Day six called for a bit of pampering so we headed off for the Blue Lagoon:
The Blue Lagoon is a large out door geothermal pool which I could easily while away many lazy days in if given the chance. It’s not cheap and so when deciding whether it was worth going to we read a lot of online reviews and they all said it’s worth the money and believe me when I say it really is. Being outside in the cold but feeling lovely and toasty in the water is a strangely relaxing feeling. We spent a good few hours simply floating around in the milky blue waters. Around the pool are geothermal saunas and steam-rooms along with waterfalls and hot tubs. There’s also a bar at the side of the pool and luxury spa treatments inside for those with more money to spend. I’m sure there is a scientific reason, I’m not sure what it is but it makes your skin feel really lovely and soft too. Word of advice though, take plenty of conditioner for your hair. My hair is bleached and died and the water played havoc with it, stripping a lot of the colour out and leaving it so dry I broke my hairbrush trying to comb through it! However, everyone else’s hair looked pretty normal afterwards so maybe it’s just me?!
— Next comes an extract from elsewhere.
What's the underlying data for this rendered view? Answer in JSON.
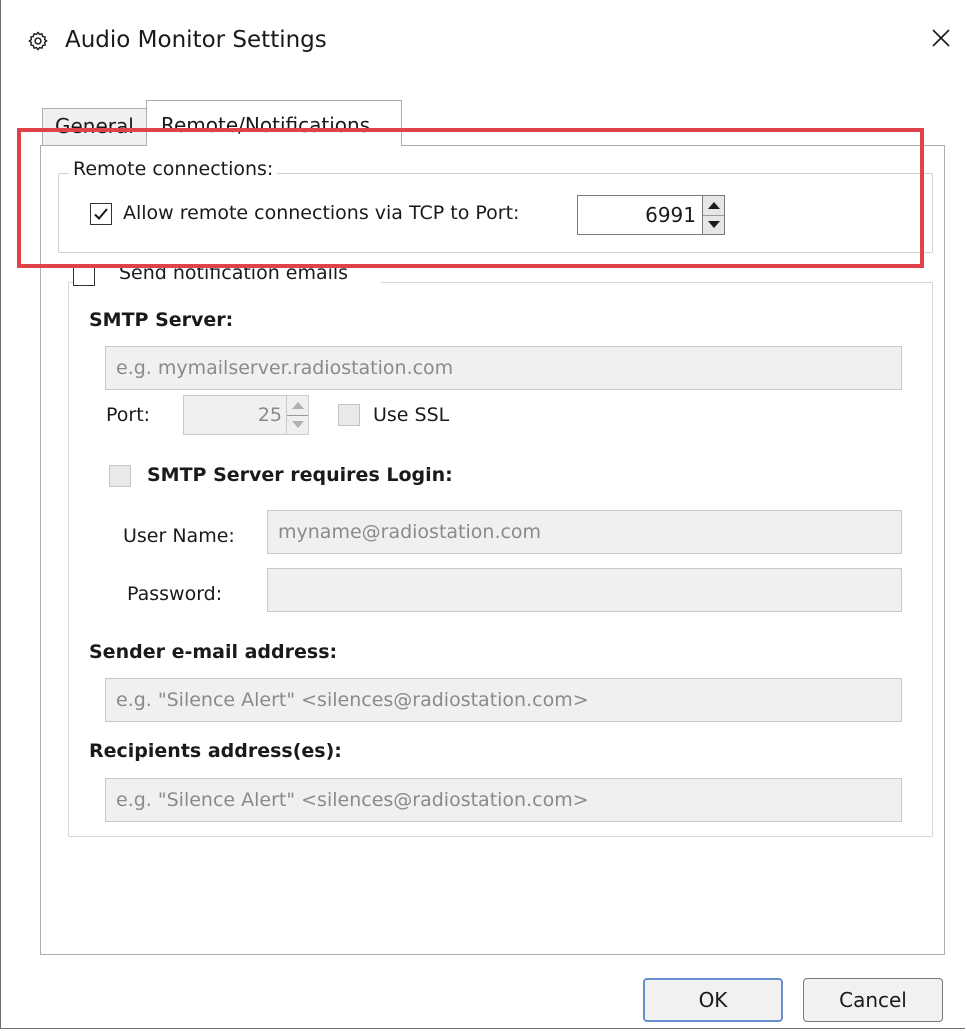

Our final day we spent an yet another tour, this time of the Golden Circle, which included a visit to the Gullfoss, Geysir and pingvellir. Once again we went with Iceland Excursions and once again were not disappointed. We had another very friendly, very knowledgeable guide, time for a couple of extra stops and saw some more seriously stunning sights across Iceland. Again, I don’t think my words will do the day justice so I’m going to show some photos instead:
All in all Iceland is one seriously amazing place which I would highly recommend it to everyone. Whether you’re after stunning natural beauty, ancient tradition and culture, art, fashion, wild nightlife, history, adventure or simply a relaxing break, Iceland has it all. We were both extremely sad to be leaving on our last day and will definitely be going back there as soon as we can.